El síndrome post-aborto puede tardar años en manifestarse debido a la represión a la que recurren muchas mujeres como mecanismo de defensa. El psiquiatra Juan Cardona Pescador, miembro del equipo investigador que ha tratado a mujeres con SPA, afirma que «después del trauma que supone el aborto se deteriora la afectividad, la capacidad de querer, la voluntad, y todo lo demás viene en cascada: la ruptura con parejas sucesivas, la depresión y otras consecuencias negativas».

En cuanto a la relación de pareja, la doctora Emily Milling halló que el 70% de las 400 parejas de su estudio se rompieron en el año siguiente al aborto. Por otro lado, el doctor Phillip Ney, psiquiatra infantil de la Universidad de British Columbia, descubrió que el aborto aumenta el maltrato a los otros hijos. De hecho, en Estados Unidos el maltrato infantil ha aumentado un 1000 por cien desde que se legalizó el aborto.

También el suicidio aumenta notablemente entra las mujeres que han abortado. Los investigadores finlandeses Speckhard y Vaughan constataron que la tasa de suicidio en el año posterior al aborto era tres veces más alta que la media femenina, y siete veces más alta que la de las mujeres que habían dado a luz. El estudio más completo sobre el SPA data de 1997, y fue financiado por el Gobierno de Finlandia.

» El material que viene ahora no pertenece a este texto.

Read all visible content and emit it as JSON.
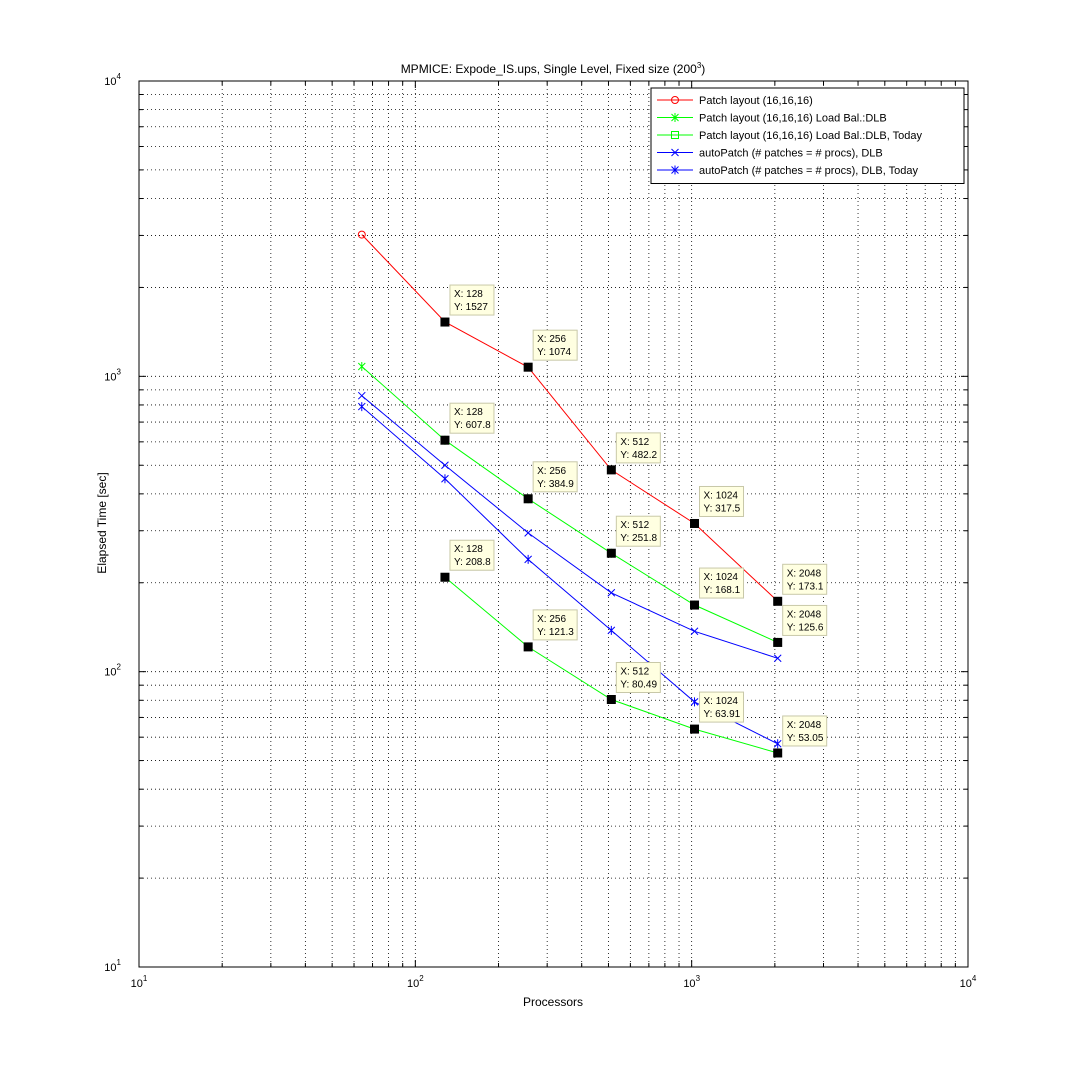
{
  "chart_data": {
    "type": "line",
    "title": "MPMICE: Expode_IS.ups, Single Level, Fixed size (200",
    "title_superscript": "3",
    "title_close": ")",
    "xlabel": "Processors",
    "ylabel": "Elapsed Time [sec]",
    "xscale": "log",
    "yscale": "log",
    "xlim": [
      10,
      10000
    ],
    "ylim": [
      10,
      10000
    ],
    "grid": true,
    "legend_position": "top-right",
    "x_ticks": [
      {
        "base": "10",
        "exp": "1",
        "value": 10
      },
      {
        "base": "10",
        "exp": "2",
        "value": 100
      },
      {
        "base": "10",
        "exp": "3",
        "value": 1000
      },
      {
        "base": "10",
        "exp": "4",
        "value": 10000
      }
    ],
    "y_ticks": [
      {
        "base": "10",
        "exp": "1",
        "value": 10
      },
      {
        "base": "10",
        "exp": "2",
        "value": 100
      },
      {
        "base": "10",
        "exp": "3",
        "value": 1000
      },
      {
        "base": "10",
        "exp": "4",
        "value": 10000
      }
    ],
    "series": [
      {
        "name": "Patch layout (16,16,16)",
        "color": "#ff0000",
        "marker": "circle",
        "x": [
          64,
          128,
          256,
          512,
          1024,
          2048
        ],
        "y": [
          3020,
          1527,
          1074,
          482.2,
          317.5,
          173.1
        ]
      },
      {
        "name": "Patch layout (16,16,16) Load Bal.:DLB",
        "color": "#00ff00",
        "marker": "asterisk",
        "x": [
          64,
          128,
          256,
          512,
          1024,
          2048
        ],
        "y": [
          1080,
          607.8,
          384.9,
          251.8,
          168.1,
          125.6
        ]
      },
      {
        "name": "Patch layout (16,16,16) Load Bal.:DLB, Today",
        "color": "#00ff00",
        "marker": "square",
        "x": [
          128,
          256,
          512,
          1024,
          2048
        ],
        "y": [
          208.8,
          121.3,
          80.49,
          63.91,
          53.05
        ]
      },
      {
        "name": "autoPatch (# patches = # procs), DLB",
        "color": "#0000ff",
        "marker": "x",
        "x": [
          64,
          128,
          256,
          512,
          1024,
          2048
        ],
        "y": [
          860,
          500,
          295,
          185,
          137,
          111
        ]
      },
      {
        "name": "autoPatch (# patches = # procs), DLB, Today",
        "color": "#0000ff",
        "marker": "asterisk",
        "x": [
          64,
          128,
          256,
          512,
          1024,
          2048
        ],
        "y": [
          790,
          450,
          240,
          138,
          79,
          57
        ]
      }
    ],
    "datatips": [
      {
        "x": 128,
        "y": 1527,
        "lines": [
          "X: 128",
          "Y: 1527"
        ]
      },
      {
        "x": 256,
        "y": 1074,
        "lines": [
          "X: 256",
          "Y: 1074"
        ]
      },
      {
        "x": 512,
        "y": 482.2,
        "lines": [
          "X: 512",
          "Y: 482.2"
        ]
      },
      {
        "x": 1024,
        "y": 317.5,
        "lines": [
          "X: 1024",
          "Y: 317.5"
        ]
      },
      {
        "x": 2048,
        "y": 173.1,
        "lines": [
          "X: 2048",
          "Y: 173.1"
        ]
      },
      {
        "x": 128,
        "y": 607.8,
        "lines": [
          "X: 128",
          "Y: 607.8"
        ]
      },
      {
        "x": 256,
        "y": 384.9,
        "lines": [
          "X: 256",
          "Y: 384.9"
        ]
      },
      {
        "x": 512,
        "y": 251.8,
        "lines": [
          "X: 512",
          "Y: 251.8"
        ]
      },
      {
        "x": 1024,
        "y": 168.1,
        "lines": [
          "X: 1024",
          "Y: 168.1"
        ]
      },
      {
        "x": 2048,
        "y": 125.6,
        "lines": [
          "X: 2048",
          "Y: 125.6"
        ]
      },
      {
        "x": 128,
        "y": 208.8,
        "lines": [
          "X: 128",
          "Y: 208.8"
        ]
      },
      {
        "x": 256,
        "y": 121.3,
        "lines": [
          "X: 256",
          "Y: 121.3"
        ]
      },
      {
        "x": 512,
        "y": 80.49,
        "lines": [
          "X: 512",
          "Y: 80.49"
        ]
      },
      {
        "x": 1024,
        "y": 63.91,
        "lines": [
          "X: 1024",
          "Y: 63.91"
        ]
      },
      {
        "x": 2048,
        "y": 53.05,
        "lines": [
          "X: 2048",
          "Y: 53.05"
        ]
      }
    ]
  }
}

Sobre una muestra de 9.129 mujeres, el estudio reveló que las que abortaron tuvieron 4 veces más probabilidades de morir al año siguiente que las que habían dado a luz. Organismos internacionales que promueven el aborto han reconocido la existencia de secuelas psicopatológicas. La Federación Internacional de Planificación Familiar (Planned Parenthood) los ha confirmado en su Plan Trienal del período 19901993: «Una serie de estudios y encuestas de los opositores al aborto han mostrado que la incidencia del trauma post-aborto puede llegar a afectar al 91 por ciento de los casos. Algunos informes recientes del Instituto Alan Guttmacher que no han sido publicados, indican que el alcance del problema puede haber sido correctamente calculado en dichos estudios».

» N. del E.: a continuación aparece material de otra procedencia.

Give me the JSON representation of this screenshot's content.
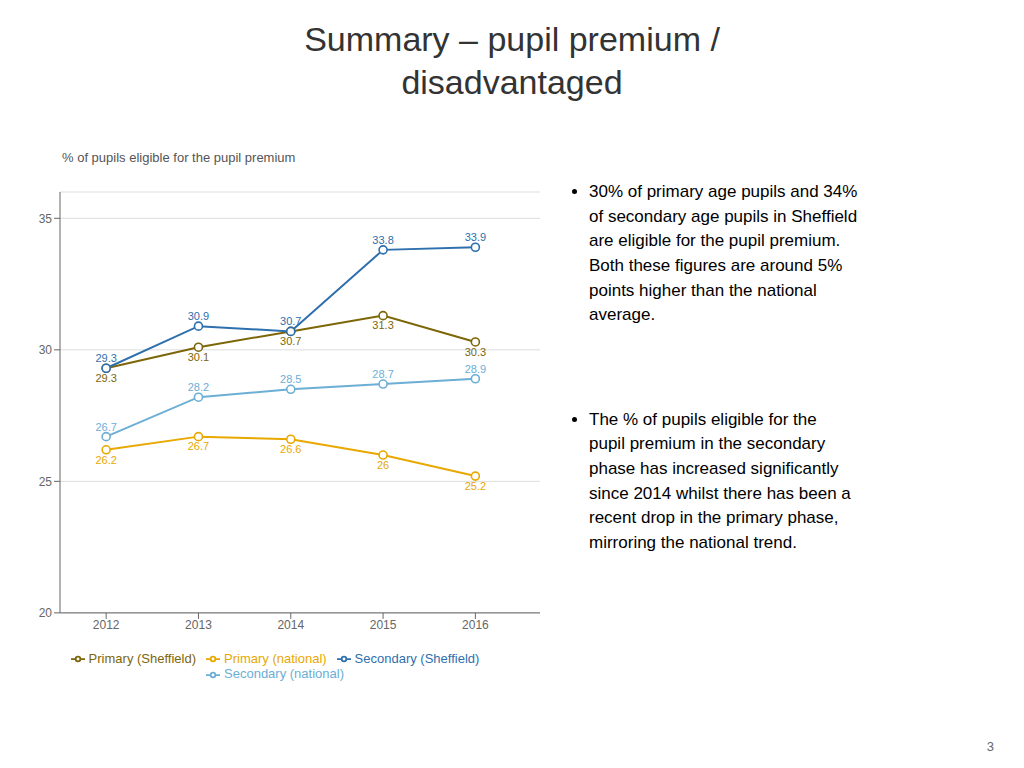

En España, un informe elaborado por la Asociación Española de Neuropsiquiatría, titulado «Mujer y salud mental», señalaba como rasgos de las mujeres que abortan más de una vez la inmadurez, la inestabilidad emocional, la sexualidad dependiente, los problemas de pareja y las tendencias de personalidad patológica como esquizofrenia y psicopatía. Según datos oficiales, el 25 por ciento de las mujeres que abortan ya habían abortado antes.

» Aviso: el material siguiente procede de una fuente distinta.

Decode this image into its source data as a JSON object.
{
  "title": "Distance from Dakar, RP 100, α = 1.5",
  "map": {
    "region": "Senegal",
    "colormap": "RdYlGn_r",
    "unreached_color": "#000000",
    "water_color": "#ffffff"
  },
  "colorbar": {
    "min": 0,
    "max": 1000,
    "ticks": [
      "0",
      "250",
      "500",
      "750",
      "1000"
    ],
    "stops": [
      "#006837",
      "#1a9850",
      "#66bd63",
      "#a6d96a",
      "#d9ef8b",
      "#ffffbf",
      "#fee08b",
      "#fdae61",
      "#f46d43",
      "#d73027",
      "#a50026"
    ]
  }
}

Un equipo de psicólogos y psiquiatras elaboraron una página web para dar a conocer los estudios internacionales sobre las secuelas del aborto. En ella se presenta un cuestionario para profesionales de salud interesados en colaborar para recoger datos de la población española con el fin de realizar un estudio sobre el SPA en España. Asimismo, desde su página web, www.nomassilencio.com, se ofrece ayuda psicológica a las mujeres que sufren el síndrome post-aborto. Frente a la idea de que el aborto evita problemas psíquicos derivados de un embarazo no deseado, Pilar Gutiérrez, psicóloga e investigadora del SPA, aclara que «las estadísticas demuestran todo lo contrario». Según la OMS, «las mujeres con algún trastorno emocional corren mayor riesgo de desajustes mentales después del aborto».